Other things I remember about that summer: sparklers on July 4th, a myriad of glass animal figurines catching the afternoon sun in the big picture window at the back, disseminating colors all over the old pull-out couch and shag carpeting, Uncle Cal rolling his own smokes, Uncle Cal cutting things out with the jigsaw for me to paint, stories of Uncle Bert, their other sibling, who then lived in New Jersey with Aunt Jean. And all of these people are dead now.
Damn.
I mean it. Now that I’m old enough to appreciate what they have to offer, they’re gone. I hate that. Don’t you?
I loved it after dark at Grandma Snider’s house. She’d turn on the local Family Christian Radio station and we’d listen to Songs in the Night.

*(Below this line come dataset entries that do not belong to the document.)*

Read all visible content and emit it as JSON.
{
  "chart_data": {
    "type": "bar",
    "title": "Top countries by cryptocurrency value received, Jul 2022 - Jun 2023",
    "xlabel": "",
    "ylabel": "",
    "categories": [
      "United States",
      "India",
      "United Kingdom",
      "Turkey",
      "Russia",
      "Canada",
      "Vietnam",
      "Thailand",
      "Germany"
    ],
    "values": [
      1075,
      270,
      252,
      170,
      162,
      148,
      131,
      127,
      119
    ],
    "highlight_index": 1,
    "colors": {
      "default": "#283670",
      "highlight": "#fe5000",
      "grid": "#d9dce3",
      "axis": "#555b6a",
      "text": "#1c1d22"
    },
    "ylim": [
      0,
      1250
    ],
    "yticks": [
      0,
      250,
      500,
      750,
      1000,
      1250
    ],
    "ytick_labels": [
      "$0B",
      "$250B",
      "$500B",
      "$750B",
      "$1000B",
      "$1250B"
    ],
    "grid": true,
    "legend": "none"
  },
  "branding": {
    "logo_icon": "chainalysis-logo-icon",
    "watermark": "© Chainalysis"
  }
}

Songs in the night, songs in the night. Let there be songs in the night.
Long after I went to bed, on a foam mattress tucked into a closet and was that ever cool, I heard the soft, dark sounds of my Grandmother. The shuffle of her solitaire cards. The clink of spoon against cup as she made more Sanka. And songs in the night.
1 Comments:
Lisa, I don't know how you are so coherent at seven in the morning. I had to wait until afternoon to comment.
This took me back to my visits to Kentucky in the hot, hot summers. My granny was barely five feet tall, and no firecracker on the fourth of July was any more fiery. Part Shawnee, she tanned as dark as anyone I knew, and much darker than I ever could with my blonde hair and green eyes. She wore her hair up in a tight bun which lay low on the back of head. At night, I watched in wonder as she let her hair down, still jet black and down past her waist. She ran an old bristly brush through it and left it down for the night. The next morning, she brushed it again, and quick as a wink, she'd have it braided and back up.
During the day, Granny worked hard. She fed the chickens, and worked in the garden. She even killed a snake or two. We hauled water in buckets up from the spring - no indoor plumbing at Granny's.
We broke beans, made cornbread, and shucked corn. When I came home from our summer visits, I said words like 'yonder' and 'light bread.'
I agree - I miss my Granny, too. The one thing I don't remember is going to church with her. How I wish now that I could sit and pray with her, and share the joys of serving God.
Thanks for the trip back down to the hills of Kentucky. I look forward to your new posts.